Enfin, il convient de rappeler qu’aux termes de l’article 514 du code de procédure civile, dans sa rédaction applicable aux assignations délivrées à compter du 1er janvier 2020, les décisions de première instance sont de droit exécutoires à titre provisoire à moins que la loi ou la décision rendue n’en dispose autrement.

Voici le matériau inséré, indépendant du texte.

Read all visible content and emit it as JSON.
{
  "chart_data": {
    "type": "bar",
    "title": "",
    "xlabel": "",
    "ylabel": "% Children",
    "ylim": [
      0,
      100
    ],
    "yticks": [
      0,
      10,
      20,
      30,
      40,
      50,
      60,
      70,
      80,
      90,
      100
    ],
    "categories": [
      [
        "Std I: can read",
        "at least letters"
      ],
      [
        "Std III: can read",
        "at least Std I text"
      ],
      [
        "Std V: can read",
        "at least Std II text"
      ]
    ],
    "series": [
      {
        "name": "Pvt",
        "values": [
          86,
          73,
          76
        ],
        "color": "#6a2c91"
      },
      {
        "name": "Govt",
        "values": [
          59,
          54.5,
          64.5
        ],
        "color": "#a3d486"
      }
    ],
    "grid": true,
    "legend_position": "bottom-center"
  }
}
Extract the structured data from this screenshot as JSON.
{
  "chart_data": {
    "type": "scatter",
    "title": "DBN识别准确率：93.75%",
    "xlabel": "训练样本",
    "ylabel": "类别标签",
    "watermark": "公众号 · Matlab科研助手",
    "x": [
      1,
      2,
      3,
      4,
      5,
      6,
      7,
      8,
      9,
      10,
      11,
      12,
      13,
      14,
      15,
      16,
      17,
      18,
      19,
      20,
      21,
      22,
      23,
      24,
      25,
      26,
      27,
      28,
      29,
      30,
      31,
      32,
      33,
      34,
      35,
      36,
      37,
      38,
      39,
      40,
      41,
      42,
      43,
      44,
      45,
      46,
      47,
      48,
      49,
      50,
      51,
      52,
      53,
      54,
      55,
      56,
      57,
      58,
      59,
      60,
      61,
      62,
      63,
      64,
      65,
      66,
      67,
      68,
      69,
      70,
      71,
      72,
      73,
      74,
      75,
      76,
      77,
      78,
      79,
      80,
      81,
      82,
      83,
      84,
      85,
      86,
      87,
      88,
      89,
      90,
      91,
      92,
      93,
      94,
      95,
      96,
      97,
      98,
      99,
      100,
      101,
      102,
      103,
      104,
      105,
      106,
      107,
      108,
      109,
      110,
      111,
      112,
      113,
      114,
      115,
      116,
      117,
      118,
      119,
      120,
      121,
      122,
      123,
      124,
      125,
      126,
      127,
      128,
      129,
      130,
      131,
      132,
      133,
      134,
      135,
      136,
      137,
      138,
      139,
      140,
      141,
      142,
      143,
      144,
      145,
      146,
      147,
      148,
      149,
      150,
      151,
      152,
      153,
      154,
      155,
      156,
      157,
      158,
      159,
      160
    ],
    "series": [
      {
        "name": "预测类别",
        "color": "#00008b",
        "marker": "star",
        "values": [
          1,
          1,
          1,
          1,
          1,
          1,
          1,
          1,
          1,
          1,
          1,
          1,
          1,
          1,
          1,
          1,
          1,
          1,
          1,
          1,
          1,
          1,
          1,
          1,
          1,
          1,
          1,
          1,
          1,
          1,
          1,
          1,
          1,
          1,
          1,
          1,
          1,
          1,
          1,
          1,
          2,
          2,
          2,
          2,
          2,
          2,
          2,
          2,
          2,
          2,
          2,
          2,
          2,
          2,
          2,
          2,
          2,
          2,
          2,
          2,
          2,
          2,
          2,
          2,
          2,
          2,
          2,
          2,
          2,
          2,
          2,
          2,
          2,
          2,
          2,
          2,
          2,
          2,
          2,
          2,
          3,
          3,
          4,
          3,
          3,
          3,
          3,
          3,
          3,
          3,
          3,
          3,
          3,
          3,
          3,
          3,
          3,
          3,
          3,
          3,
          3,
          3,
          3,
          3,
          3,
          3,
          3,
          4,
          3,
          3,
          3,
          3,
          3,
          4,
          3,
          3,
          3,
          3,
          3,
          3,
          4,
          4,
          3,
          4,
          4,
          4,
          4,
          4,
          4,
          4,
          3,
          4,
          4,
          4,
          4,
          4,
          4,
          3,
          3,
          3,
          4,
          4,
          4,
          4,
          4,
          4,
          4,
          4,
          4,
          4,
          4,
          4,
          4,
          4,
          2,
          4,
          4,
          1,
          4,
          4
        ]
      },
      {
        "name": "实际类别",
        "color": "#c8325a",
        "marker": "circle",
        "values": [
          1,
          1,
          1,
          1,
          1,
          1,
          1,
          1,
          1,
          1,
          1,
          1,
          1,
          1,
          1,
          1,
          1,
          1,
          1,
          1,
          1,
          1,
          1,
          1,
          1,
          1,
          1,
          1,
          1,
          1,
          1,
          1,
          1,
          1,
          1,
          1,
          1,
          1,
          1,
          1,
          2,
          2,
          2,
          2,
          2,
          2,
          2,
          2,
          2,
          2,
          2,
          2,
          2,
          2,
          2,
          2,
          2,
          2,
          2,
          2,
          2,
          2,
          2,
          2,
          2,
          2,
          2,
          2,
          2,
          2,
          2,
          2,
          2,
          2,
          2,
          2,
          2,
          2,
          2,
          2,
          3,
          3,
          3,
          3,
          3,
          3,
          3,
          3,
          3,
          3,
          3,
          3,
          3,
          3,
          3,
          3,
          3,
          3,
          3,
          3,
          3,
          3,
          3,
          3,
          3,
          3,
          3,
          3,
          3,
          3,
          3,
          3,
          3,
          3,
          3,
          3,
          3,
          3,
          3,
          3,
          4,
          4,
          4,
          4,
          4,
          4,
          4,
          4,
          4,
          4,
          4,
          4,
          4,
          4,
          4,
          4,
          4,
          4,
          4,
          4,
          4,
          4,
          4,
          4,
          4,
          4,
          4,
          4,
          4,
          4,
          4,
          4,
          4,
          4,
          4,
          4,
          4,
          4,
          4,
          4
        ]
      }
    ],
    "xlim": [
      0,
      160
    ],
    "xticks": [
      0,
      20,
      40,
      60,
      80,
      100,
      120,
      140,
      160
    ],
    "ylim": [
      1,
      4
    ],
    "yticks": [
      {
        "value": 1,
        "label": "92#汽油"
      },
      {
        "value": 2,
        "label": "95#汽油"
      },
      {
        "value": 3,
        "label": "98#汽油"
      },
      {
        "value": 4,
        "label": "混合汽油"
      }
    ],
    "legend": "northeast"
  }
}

En l’espèce, n’étant pas incompatible avec la nature de l’affaire, il n’y a pas lieu d’en ordonner la suspension.
PAR CES MOTIFS
Le Tribunal :
CONDAMNE Monsieur [U] [G] à faire réaliser les travaux de démolition de l’isolation thermique extérieur empiétant sur le fonds de Monsieur [T] [T] et Madame [O] [Y] épouse [T], dans le délais de 3 mois suivant la signification du présent jugement, à peine d’une astreinte provisoire de 50 € par jour de retard passé ce délai, et ce durant un délai de 6 mois,
DIT que Monsieur [T] [T] et Madame [O] [Y] épouse [T] devront permettre à Monsieur [U] [G] et à l’entreprise de son choix l’accès temporaire sur leur fonds, ainsi que le droit d’y mettre en place des installations provisoires pour la suppression de l’isolation thermique par l’extérieur litigieuse, le temps nécessaire à l’exécution desdits travaux,
DIT que l’astreinte provisoire ne sera pas due à Monsieur [T] [T] et Madame [O] [Y] épouse [T] s’ils empêchent de quelque manière que ce soit la réalisation des travaux de démolition imposés à Monsieur [U] [G] aux termes de la présente décision,
CONDAMNE Monsieur [U] [G] à payer à Monsieur [T] [T] et Madame [O] [Y] épouse [T] la somme de 4.000 € à titre de dommages-intérêts, majorée des intérêts de droit calculés au taux légal à compter du présent jugement jusqu’à parfait paiement,
CONDAMNE Monsieur [U] [G] aux entiers dépens, dont distraction, pour ceux la concernant, au profit de Me Sidi-Aissa en application de l’article 699 du code de procédure civile,
CONDAMNE Monsieur [U] [G] à payer à Monsieur [T] [T] et Madame [O] [Y] épouse [T] la somme de 2.000 € au titre de l’article 700 du code de procédure civile,
DÉBOUTE Monsieur [T] [T] et Madame [O] [Y] épouse [T] du surplus de leur demande en paiement de dommages-intérêts,
DÉBOUTE Monsieur [U] [G] de sa demande en paiement des sommes de 15.598,00 € et de 1.500 € à titre de dommages-intérêts,
DÉBOUTE Monsieur [T] [T] et Madame [O] [Y] épouse [T] du surplus de leur demande du chef de l’article 700 du code de procédure civile,
DÉBOUTE Monsieur [U] [G] de sa demande fondée sur l’article 700 du code de procédure civile,
RAPPELLE que la présente décision est assortie de plein droit de l’exécution provisoire, dont il n’y a pas lieu en l’espèce d’ordonner la suspension.
Le présent jugement ayant été signé par la Présidente et la Greffière.